The edge detector uses a tuned delay line and an XOR gate to produce pulses that the PLL locks on to. These pulses start on transitions, but the pulses are tuned by the delay line to be exactly half of the data bit width (LG1600FXH datasheet, page 3):

LG1600FXH Timing diagram

It looks like with the way the phase detection logic works out, the PLL actually locks inverted with respect to the edge pulses. Because of the tuned delay from the edge detector, the PLL locks with the in-phase output rising edge smack in the middle of the data bit.

I will also note that the LG1600FXH is actually a hybrid integrated circuit with several discrete components on a ceramic substrate. That's probably the only real way to get away with building a stub delay line based edge detector like that. The LG1600FXH datasheet also has a rather extensive theory of operation section; I recommend taking a look at it.

A major advantage of the phase interpolator based CDR circuits is that they are usually capable of operating over a very wide range of line rates, and they are relatively easy to reconfigure for a different line rate. For example, the GTY transceivers in the Xilinx Ultrasacale series FPGAs are capable of covering essentially the entire range of 500 Mbps to 30 Gbps, switching between two different PLLs and several divider settings as necessary. PCI express links always come up initially in gen 1 mode (2.5 Gbps per lane), and then negotiate up to higher speeds (gen 2 at 5 Gbps or gen 3 at 8 Gbps per lane). The links can also be renegotiated on-the-fly for power/performance trade-offs (for example, a laptop discrete GPU falling down to gen 1 when not being actively used, then switching to gen 2 or gen 3 when watching a video or playing a game).

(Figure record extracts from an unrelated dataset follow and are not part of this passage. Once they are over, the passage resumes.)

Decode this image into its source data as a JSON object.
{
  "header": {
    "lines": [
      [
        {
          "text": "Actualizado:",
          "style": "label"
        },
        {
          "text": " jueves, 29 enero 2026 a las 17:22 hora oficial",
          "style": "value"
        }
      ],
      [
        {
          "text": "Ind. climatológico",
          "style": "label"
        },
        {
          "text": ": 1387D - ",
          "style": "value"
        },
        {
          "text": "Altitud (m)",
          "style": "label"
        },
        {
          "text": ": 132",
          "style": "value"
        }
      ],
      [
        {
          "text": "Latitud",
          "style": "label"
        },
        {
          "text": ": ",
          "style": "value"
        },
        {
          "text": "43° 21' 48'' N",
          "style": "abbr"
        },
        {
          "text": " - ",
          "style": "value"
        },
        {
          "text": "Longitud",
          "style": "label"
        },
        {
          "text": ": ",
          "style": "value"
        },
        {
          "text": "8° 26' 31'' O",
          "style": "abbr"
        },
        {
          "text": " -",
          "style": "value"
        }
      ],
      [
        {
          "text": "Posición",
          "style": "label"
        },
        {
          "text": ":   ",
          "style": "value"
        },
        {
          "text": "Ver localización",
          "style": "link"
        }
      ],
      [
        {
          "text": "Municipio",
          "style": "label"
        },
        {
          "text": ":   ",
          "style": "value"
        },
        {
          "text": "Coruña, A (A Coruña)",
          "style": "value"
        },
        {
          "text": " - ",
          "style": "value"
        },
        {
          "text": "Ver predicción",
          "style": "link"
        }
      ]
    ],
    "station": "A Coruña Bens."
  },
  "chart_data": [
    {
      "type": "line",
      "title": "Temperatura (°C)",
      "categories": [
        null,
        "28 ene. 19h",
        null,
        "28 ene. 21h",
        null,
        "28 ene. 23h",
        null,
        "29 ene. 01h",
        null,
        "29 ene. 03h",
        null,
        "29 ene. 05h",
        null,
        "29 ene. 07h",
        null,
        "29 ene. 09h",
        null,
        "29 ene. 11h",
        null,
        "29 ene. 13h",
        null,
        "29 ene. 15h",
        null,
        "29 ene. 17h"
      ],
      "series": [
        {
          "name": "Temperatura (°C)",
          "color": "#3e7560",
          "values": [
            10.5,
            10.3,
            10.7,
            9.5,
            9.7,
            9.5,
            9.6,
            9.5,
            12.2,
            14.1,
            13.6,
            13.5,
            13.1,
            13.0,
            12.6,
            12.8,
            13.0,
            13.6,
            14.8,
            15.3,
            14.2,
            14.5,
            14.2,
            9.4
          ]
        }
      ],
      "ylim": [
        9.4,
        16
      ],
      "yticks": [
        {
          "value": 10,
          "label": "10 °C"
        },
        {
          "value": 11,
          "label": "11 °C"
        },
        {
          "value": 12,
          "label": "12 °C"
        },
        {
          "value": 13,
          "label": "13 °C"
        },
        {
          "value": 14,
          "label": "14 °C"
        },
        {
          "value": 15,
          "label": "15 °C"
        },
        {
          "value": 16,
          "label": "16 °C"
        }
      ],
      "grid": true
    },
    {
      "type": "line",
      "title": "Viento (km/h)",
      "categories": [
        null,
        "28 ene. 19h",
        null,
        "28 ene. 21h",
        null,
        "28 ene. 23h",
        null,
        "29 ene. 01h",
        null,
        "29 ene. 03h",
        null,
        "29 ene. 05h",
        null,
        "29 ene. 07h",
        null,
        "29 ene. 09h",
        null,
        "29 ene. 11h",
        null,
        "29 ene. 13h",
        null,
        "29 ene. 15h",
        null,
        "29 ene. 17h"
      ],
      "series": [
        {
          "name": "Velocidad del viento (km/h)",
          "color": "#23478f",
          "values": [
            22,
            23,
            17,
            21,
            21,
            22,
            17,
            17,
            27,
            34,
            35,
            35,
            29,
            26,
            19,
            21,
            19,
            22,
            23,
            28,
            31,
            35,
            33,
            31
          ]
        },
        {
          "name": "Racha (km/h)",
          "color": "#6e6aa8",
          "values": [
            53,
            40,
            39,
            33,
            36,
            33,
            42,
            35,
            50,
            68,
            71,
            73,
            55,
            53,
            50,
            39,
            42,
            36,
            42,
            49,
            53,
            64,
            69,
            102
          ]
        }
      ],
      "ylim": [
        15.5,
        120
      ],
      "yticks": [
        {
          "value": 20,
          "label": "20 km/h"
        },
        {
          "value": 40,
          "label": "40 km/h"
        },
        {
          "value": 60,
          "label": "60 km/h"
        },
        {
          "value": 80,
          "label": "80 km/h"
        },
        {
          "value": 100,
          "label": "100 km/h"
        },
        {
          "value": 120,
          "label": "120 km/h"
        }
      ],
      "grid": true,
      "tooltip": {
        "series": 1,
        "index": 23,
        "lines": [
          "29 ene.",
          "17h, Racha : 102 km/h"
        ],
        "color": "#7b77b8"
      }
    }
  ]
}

For the LG1600FXH and other CDRs based on analog delay methods, the problem is that the edge detector generates pulses of a fixed duration. The result of this is that the range is much more limited, only a handful percent around the design line rate. As the line rate diverges from the design line rate, the jitter performance will degrade as the data sampling point moves away from the center. Even further out, and the edge detector and phase detectors won't work properly, causing the PLL to not lock reliably. And the delay line cannot be re-tuned as it's physically cut to length during manufacture.